Set Protocol Launches Dynamically Rebalancing Smart Contract
Ethereum DeFi project, Set Protocol, has announced the deployment of their 50 day moving average strategy that automatically rebalances when price crosses above or below the moving average, August 30, 2019. The strategy is devised around hedging into USDC in times when the indicator confirms a downturn and buying back ETH once the moving average signals that the trend has reversed.
A Self-Hedging Portfolio
Being able to strategically enter and exit an asset so as to maximize average buy price has been the hallmark of automated trading. The real nuance lies in accurately predicting trends and when they reverse.
Set Protocol has launched a useful tool for traders and investors who utilize moving averages. The 50-day moving average is one of the most important time frames for a moving average. Along with the 200-day average, it makes up the well known ‘golden cross‘.
The process is relatively simple: the smart contract looks for a confirmation signal within 12 hours of price breaching either side of the moving average. The minimum rebalance interval is roughly four days and gives the market some breathing room before looking for entry/exit.
This is the second TokenSet launched by Set Protocol, after their 20 day moving average strategy.
Strategies around moving averages bode well in times of clear directional bias – be it bullish or bearish. As moving averages work as a lagging indicator, prices can dip above and below the average rapidly during choppy markets.
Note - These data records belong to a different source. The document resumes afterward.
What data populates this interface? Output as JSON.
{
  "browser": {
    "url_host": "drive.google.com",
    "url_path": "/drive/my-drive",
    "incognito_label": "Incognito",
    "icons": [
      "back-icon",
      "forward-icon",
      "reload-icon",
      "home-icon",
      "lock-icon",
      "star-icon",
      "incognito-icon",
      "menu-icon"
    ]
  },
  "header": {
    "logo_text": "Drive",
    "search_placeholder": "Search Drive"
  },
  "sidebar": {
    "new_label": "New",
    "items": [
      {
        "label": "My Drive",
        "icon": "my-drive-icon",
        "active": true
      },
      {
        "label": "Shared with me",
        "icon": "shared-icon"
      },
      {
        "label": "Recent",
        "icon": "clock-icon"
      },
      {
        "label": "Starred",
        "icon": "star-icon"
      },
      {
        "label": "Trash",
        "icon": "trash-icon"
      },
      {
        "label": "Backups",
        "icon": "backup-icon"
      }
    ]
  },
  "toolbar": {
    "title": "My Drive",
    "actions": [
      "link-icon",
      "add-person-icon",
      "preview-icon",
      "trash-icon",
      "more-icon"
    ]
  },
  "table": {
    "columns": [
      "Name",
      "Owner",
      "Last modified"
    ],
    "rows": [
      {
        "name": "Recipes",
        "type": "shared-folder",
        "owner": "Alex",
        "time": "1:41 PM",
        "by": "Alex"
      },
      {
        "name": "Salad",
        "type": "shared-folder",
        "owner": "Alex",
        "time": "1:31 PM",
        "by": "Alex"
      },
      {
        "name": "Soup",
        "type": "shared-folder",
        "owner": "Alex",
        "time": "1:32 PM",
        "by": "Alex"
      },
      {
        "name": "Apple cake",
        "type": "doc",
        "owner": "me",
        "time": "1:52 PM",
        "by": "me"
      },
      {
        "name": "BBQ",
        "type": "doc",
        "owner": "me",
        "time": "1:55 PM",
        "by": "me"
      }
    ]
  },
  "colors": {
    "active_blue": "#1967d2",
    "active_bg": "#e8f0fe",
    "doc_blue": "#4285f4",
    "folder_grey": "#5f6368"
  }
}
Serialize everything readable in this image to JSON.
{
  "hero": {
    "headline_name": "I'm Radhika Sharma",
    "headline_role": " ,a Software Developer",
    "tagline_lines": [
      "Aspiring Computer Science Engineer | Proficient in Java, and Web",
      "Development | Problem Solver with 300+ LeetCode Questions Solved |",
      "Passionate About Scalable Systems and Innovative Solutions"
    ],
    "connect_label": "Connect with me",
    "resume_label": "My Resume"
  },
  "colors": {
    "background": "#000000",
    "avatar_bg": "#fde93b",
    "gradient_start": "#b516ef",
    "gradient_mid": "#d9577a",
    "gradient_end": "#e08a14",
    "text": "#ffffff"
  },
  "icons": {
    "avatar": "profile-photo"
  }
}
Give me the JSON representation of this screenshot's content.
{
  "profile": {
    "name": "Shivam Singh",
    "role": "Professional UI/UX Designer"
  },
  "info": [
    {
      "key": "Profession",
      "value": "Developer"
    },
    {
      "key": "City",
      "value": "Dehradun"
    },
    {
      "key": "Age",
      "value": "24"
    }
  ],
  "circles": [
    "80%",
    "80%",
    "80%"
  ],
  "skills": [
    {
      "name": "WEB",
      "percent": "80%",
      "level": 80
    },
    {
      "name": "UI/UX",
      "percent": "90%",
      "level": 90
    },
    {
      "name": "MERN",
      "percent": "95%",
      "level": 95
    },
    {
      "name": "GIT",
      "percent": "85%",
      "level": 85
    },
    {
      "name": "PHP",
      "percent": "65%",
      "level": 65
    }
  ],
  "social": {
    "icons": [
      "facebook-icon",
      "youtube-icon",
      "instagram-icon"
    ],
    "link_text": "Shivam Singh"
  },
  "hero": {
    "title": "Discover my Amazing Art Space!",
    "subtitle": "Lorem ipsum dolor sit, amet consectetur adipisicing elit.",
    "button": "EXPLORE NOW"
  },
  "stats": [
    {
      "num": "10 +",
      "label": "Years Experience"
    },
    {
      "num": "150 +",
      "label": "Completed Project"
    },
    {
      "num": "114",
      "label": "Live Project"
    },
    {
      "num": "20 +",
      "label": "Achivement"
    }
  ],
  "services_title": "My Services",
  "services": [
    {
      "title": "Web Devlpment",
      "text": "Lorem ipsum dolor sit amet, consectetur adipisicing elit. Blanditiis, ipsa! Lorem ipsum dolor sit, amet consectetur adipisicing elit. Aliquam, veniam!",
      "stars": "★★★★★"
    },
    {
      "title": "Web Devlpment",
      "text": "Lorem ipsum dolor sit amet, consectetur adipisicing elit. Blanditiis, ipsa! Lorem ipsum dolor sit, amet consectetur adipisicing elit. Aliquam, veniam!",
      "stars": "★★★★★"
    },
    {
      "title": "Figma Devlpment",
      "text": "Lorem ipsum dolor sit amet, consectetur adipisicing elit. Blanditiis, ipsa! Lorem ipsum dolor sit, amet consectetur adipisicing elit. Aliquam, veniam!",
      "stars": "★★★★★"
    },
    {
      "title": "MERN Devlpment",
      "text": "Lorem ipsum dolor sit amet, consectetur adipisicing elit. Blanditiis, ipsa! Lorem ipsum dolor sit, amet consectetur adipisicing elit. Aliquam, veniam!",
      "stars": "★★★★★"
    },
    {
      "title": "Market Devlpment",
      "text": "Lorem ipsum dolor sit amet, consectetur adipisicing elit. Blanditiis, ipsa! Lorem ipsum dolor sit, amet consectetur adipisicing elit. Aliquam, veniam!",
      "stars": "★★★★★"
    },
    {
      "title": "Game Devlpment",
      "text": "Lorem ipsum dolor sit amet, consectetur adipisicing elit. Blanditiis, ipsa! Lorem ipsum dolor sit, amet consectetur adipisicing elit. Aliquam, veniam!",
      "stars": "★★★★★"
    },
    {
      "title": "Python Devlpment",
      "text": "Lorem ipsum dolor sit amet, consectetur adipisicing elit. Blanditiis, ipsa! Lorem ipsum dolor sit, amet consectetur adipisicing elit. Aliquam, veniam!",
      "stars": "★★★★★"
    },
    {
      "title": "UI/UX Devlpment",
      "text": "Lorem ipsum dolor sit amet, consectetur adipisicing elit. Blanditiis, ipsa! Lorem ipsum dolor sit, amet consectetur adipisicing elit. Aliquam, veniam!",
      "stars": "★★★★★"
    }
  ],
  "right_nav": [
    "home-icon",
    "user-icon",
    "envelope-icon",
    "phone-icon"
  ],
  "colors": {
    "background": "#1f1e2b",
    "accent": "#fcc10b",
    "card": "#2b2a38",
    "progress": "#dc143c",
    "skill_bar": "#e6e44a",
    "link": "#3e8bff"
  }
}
This has been formulated as a long term accumulation strategy for those that believe in the investment thesis of ETH. Price feed for ETH is derived from MakerDAO’s price oracle.
Investments on DeFi
Of all the subsets of financial services, investments and insurance are two relatively untapped markets in the decentralized finance marketplace.
There are a few notable projects like Synthetix and Set Protocol for investments, but insurance projects have negligible liquidity on their platforms.
Lending and borrowing have become the two major use cases for open finance, but there is one major change relative to traditional finance that eliminates a large portion of risk: over-collateralization.
By ensuring liquidations occur at 150 percent of borrowed value, borrowers will be more wary of overleveraging and lenders will be able to adequately secure their investment.